In its haste to sell Azure and catch up to Amazon in the cloud market in the 2010s, Microsoft developed a “won’t fix” culture of handling security reports that attempted to shove as many issues off to the next product version as possible. That led to the security flaw that opened the door for the SolarWinds attack going unaddressed for years, according to former high-level security team member Andrew Harris.
Harris has opened up to reporters at ProPublica about the “Golden SAML” issue that allowed Russian hackers to eventually make their way into high-level US government accounts, but had previously dropped public hints on LinkedIn during his employment with Microsoft and lambasted the company on social media after the SolarWinds attack came to light. The new element of the story is the depth of Microsoft’s internal knowledge of the issue, which apparently dates back to 2016, and knowing refusal to fix it by product managers that felt it would scare off lucrative government contracting business.
Nadella regime stressed Azure feature development and sales over security
When CEO Satya Nadella took over in 2014, he made cloud computing the company’s top priority. The goal was to catch and pass Amazon, which at the time had a huge head start. That is something the company eventually accomplished, but if Harris’ story is to be believed it was at the cost of being reckless in addressing security flaws.
Harris paints a picture of a corporate culture where Azure sales and feature innovation were stressed over all to product managers, and the many security flaws that were reported as part of this rapid development were pushed to “won’t fix” status as often as possible; that meant either finding reasons to dismiss them outright, or to at least delay addressing them to the next product version.

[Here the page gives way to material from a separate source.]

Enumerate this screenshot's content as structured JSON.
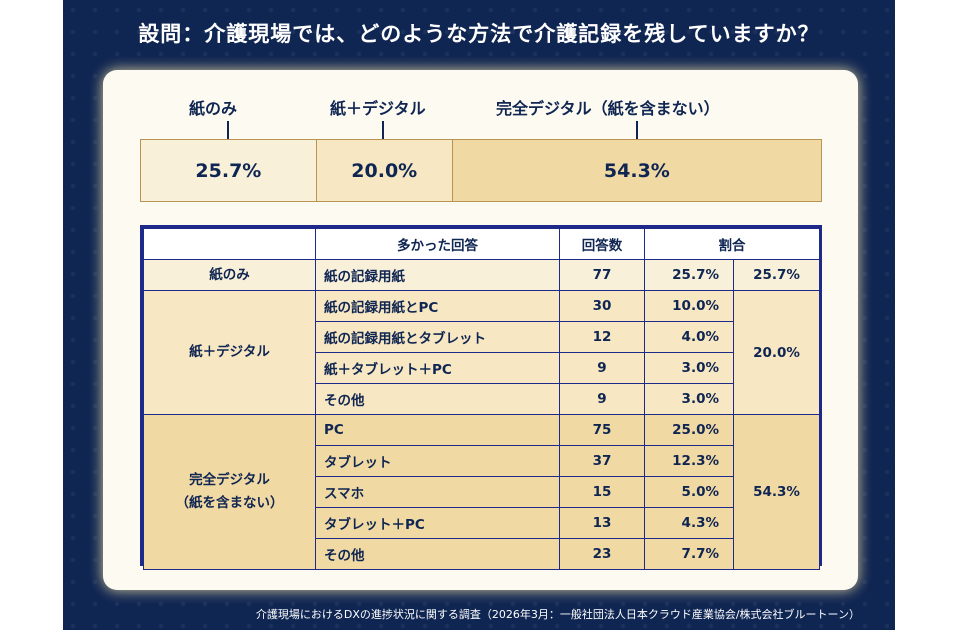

One of those security flaws was the Active Directory issue the Russians ended up finding and exploiting, despite Harris making it a personal pet project from his internal discovery of it in 2016. This contradicts testimony that Microsoft president Brad Smith previously made before Congress in 2021, in which he said the company’s first knowledge of the issue came from an outside security firm’s report on a theoretical attack in 2017. Smith is fresh off of a new round of testimony conducted earlier this month, this time addressing the Outlook email issue that allowed Chinese hackers to get into government accounts about a year ago.
Security flaw went unaddressed for years despite internal acknowledgment of its seriousness
Harris came upon the security flaw in 2016 while investigating a breach of a big-name Microsoft client. He says that he was able to privately help some organizations that he had a prior relationship with address it, such as the NYPD, but it was off-limits to let the federal government know about it. Project managers thought that it would sour Microsoft’s attempt at getting federal contracts that would ultimately be worth billions of dollars to the company.
Microsoft may ultimately end up losing government business due to the issue, if this story proves out. A number of voices in high levels of government began discussing the possibility of cutting the company out of sensitive operations in 2023 after two separate incidents that allowed spies to access federal accounts, and the Pentagon is presently considering whether to expand its use of Microsoft products as part of its mandated implementation of a zero trust protocol across its systems.